Error encountered while compiling %custom-call = (bf16[1000,1000]{1,0:T(8,128)(2,1)}, bf16[1000,1000]{1,0:T(8,128)(2,1)}) custom-call(bf16[1000,1000]{1,0:T(8,128)(2,1)} %reshape.92), custom_call_target="QrDecomposition".
         [[{{node XRTCompile}}]]
  (1) Unimplemented: CustomCall for 'QrDecomposition' is not implemented for TPU.
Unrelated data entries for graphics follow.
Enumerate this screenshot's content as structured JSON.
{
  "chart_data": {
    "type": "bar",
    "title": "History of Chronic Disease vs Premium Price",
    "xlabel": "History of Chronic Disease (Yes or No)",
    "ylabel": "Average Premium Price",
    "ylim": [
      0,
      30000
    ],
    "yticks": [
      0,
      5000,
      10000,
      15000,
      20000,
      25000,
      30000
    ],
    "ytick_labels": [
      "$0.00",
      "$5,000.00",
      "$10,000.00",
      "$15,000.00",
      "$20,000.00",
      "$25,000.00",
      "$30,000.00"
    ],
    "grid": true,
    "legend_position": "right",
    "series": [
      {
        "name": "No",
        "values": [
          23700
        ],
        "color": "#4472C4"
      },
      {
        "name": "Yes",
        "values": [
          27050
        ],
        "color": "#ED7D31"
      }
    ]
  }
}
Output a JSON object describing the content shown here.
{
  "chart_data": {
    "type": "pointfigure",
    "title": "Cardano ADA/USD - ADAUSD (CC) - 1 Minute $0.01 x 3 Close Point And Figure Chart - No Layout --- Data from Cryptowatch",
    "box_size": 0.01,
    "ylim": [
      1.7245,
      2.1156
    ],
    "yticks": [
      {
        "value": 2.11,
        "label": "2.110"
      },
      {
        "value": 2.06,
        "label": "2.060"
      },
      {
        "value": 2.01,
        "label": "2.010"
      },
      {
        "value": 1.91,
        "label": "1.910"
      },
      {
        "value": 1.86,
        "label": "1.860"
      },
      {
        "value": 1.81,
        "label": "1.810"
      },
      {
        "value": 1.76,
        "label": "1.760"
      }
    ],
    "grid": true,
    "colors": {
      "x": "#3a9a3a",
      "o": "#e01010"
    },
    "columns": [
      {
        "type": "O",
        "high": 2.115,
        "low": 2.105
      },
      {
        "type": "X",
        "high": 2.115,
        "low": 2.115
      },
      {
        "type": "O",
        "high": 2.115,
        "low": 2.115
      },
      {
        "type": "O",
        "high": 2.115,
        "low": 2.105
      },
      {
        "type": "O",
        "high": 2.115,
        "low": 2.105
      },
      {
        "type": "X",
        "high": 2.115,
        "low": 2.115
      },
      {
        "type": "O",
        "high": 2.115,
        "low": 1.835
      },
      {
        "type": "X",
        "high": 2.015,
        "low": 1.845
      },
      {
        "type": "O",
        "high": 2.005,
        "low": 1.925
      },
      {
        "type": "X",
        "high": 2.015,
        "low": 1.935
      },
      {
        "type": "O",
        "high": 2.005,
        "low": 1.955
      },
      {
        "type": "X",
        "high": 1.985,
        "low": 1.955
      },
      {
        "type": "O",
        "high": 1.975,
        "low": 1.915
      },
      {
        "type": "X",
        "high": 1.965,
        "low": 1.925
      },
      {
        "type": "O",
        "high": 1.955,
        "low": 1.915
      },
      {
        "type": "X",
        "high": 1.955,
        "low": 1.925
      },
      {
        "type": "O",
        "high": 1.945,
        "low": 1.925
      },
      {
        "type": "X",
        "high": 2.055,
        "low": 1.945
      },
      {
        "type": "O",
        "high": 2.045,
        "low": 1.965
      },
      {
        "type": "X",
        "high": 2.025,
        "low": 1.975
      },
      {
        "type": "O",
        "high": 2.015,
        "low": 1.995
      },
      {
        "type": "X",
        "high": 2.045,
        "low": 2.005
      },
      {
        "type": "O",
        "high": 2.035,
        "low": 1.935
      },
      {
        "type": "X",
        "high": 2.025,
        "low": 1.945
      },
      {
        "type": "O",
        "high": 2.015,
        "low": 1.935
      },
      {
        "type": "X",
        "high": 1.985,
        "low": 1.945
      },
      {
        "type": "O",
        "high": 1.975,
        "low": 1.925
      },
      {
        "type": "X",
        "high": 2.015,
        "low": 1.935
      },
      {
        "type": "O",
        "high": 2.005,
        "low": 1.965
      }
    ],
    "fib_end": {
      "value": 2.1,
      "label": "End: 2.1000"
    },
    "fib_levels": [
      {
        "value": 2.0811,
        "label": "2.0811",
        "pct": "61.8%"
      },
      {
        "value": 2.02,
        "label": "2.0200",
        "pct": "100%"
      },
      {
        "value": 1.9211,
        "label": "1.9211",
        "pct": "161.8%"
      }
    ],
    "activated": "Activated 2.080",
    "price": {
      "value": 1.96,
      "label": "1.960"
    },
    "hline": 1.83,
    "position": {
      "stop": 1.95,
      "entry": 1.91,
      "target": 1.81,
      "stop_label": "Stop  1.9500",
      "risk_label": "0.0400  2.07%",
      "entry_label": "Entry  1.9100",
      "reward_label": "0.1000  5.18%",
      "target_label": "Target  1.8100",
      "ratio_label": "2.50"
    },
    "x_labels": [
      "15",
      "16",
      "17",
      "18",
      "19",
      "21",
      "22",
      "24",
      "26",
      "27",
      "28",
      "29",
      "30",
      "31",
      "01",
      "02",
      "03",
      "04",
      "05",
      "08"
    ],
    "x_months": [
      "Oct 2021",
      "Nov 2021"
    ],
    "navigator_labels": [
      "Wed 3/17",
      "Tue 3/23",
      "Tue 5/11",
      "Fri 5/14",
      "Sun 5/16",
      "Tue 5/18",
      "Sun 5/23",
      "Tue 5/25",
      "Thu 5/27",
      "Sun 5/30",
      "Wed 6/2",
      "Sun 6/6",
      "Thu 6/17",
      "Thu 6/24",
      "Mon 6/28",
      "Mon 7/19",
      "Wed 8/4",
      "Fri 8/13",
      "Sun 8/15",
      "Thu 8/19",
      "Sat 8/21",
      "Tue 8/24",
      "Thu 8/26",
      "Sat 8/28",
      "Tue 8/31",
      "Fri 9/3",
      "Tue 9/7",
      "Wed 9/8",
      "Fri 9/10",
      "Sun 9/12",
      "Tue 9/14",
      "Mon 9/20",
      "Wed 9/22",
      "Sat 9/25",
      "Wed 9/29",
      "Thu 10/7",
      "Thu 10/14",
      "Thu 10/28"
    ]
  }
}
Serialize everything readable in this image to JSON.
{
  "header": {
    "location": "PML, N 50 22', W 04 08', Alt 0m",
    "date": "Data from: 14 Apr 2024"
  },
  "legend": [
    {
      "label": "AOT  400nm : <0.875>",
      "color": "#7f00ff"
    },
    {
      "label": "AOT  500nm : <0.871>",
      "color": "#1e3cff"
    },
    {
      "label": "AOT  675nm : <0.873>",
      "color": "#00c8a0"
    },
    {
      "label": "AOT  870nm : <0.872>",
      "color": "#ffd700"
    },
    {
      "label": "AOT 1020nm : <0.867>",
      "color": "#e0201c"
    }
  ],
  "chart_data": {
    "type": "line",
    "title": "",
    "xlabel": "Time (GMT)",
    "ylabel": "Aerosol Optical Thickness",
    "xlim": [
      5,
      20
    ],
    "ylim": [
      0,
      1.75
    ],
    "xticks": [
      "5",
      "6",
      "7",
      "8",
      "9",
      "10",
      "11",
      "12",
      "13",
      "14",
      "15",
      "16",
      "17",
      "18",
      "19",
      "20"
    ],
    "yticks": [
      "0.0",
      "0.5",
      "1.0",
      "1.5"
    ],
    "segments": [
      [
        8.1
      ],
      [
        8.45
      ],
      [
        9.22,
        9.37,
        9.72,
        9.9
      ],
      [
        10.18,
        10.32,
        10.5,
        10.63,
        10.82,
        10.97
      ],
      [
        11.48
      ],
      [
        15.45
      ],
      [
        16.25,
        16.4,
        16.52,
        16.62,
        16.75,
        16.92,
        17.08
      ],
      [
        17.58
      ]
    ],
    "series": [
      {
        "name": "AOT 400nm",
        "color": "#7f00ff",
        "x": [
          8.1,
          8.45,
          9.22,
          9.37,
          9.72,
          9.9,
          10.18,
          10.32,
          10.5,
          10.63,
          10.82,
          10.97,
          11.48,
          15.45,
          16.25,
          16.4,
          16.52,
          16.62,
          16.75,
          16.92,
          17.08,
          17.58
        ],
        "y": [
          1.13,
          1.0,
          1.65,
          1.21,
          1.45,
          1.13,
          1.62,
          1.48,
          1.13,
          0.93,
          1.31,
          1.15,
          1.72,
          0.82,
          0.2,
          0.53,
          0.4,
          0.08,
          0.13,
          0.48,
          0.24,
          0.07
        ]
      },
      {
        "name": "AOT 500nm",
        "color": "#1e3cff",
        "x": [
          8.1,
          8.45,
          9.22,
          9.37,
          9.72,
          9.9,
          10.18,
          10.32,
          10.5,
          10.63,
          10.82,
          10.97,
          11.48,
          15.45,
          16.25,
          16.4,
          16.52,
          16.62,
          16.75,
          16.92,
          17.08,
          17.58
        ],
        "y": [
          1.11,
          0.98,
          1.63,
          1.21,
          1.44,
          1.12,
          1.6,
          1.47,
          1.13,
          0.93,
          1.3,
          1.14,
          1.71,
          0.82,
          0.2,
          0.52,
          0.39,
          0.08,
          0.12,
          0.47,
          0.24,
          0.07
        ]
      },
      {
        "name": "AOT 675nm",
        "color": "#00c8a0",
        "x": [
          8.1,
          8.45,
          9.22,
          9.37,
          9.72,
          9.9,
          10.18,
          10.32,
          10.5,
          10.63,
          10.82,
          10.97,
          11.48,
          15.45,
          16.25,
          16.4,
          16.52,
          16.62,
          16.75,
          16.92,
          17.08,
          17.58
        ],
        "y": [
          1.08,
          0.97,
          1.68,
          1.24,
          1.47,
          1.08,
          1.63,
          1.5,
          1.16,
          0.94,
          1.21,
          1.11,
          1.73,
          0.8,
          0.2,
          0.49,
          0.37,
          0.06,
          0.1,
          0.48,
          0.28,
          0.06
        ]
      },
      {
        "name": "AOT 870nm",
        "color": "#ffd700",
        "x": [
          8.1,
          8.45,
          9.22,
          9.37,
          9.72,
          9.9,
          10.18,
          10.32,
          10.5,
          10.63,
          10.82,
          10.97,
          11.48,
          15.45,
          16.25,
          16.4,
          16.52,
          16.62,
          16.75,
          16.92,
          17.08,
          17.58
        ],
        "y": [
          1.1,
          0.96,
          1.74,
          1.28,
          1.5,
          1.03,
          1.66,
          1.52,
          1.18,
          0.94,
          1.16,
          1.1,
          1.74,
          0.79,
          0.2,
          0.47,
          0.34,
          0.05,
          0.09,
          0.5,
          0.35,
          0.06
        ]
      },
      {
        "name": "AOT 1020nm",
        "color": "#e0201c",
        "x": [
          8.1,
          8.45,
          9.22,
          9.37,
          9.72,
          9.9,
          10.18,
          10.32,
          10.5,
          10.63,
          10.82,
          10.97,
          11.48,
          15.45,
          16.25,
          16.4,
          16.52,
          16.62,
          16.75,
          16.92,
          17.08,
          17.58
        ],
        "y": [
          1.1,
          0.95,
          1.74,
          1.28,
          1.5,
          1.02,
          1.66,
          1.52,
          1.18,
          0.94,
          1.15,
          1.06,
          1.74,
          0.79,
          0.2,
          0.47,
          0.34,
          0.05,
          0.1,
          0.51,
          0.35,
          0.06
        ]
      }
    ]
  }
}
Error encountered while compiling %custom-call = (bf16[1000,1000]{1,0:T(8,128)(2,1)}, bf16[1000,1000]{1,0:T(8,128)(2,1)}) custom-call(bf16[1000,1000]{1,0:T(8,128)(2,1)} %reshape.92), custom_call_target="QrDecomposition".
         [[{{node XRTCompile}}]]
         [[XRTCompile_G3]]
0 successful operations.
0 derived errors ignored.

Thank you in advance!

JackCaoG commented 3 years ago

It is working for me

>>> n=1000
>>> dev = xm.xla_device(n=1, devkind='TPU')
>>> A = torch.randn(n,n, dtype=torch.bfloat16, device=dev)
>>> norm_sum = torch.ones(1,1, dtype=torch.bfloat16, device=dev)
>>> q, r = torch.qr(A)
>>> q
tensor([[-0.0078,  0.0674,  0.0566,  ...,  0.0352,  0.0025, -0.0065],
        [-0.0012, -0.0311, -0.0031,  ..., -0.0039,  0.0461, -0.0339],
        [-0.0045, -0.0181, -0.0466,  ..., -0.0549, -0.0286, -0.0115],
        ...,
        [ 0.0181, -0.0192, -0.0049,  ..., -0.0214,  0.0177, -0.0014],
        [ 0.0317,  0.0476,  0.0179,  ..., -0.0194, -0.0486, -0.0332],
        [ 0.0669,  0.0133,  0.0206,  ..., -0.0065, -0.0026, -0.0264]],
       device='xla:1', dtype=torch.bfloat16)
>>> r
tensor([[-31.0000,  -2.4531,  -1.0703,  ...,   0.4824,   0.3086,   1.1250],
        [  0.0000,  30.6250,   0.6328,  ...,   0.1357,  -0.2334,   0.1465],
        [  0.0000,   0.0000, -32.5000,  ...,   1.8359,   0.6094,  -0.2637],
        ...,
        [  0.0000,   0.0000,   0.0000,  ...,   1.9531,   1.7578,   0.7617],
        [  0.0000,   0.0000,   0.0000,  ...,   0.0000,   3.0469,   0.2314],
        [  0.0000,   0.0000,   0.0000,  ...,   0.0000,   0.0000,  -0.6172]],
       device='xla:1', dtype=torch.bfloat16)

This looks like a TPU runtime version issue. The best way to solve that is to restart your TPU node, so it will get the latest nightly run time.

guangli-dai commented 3 years ago

Thank you! It works fine now after updating the runtime version.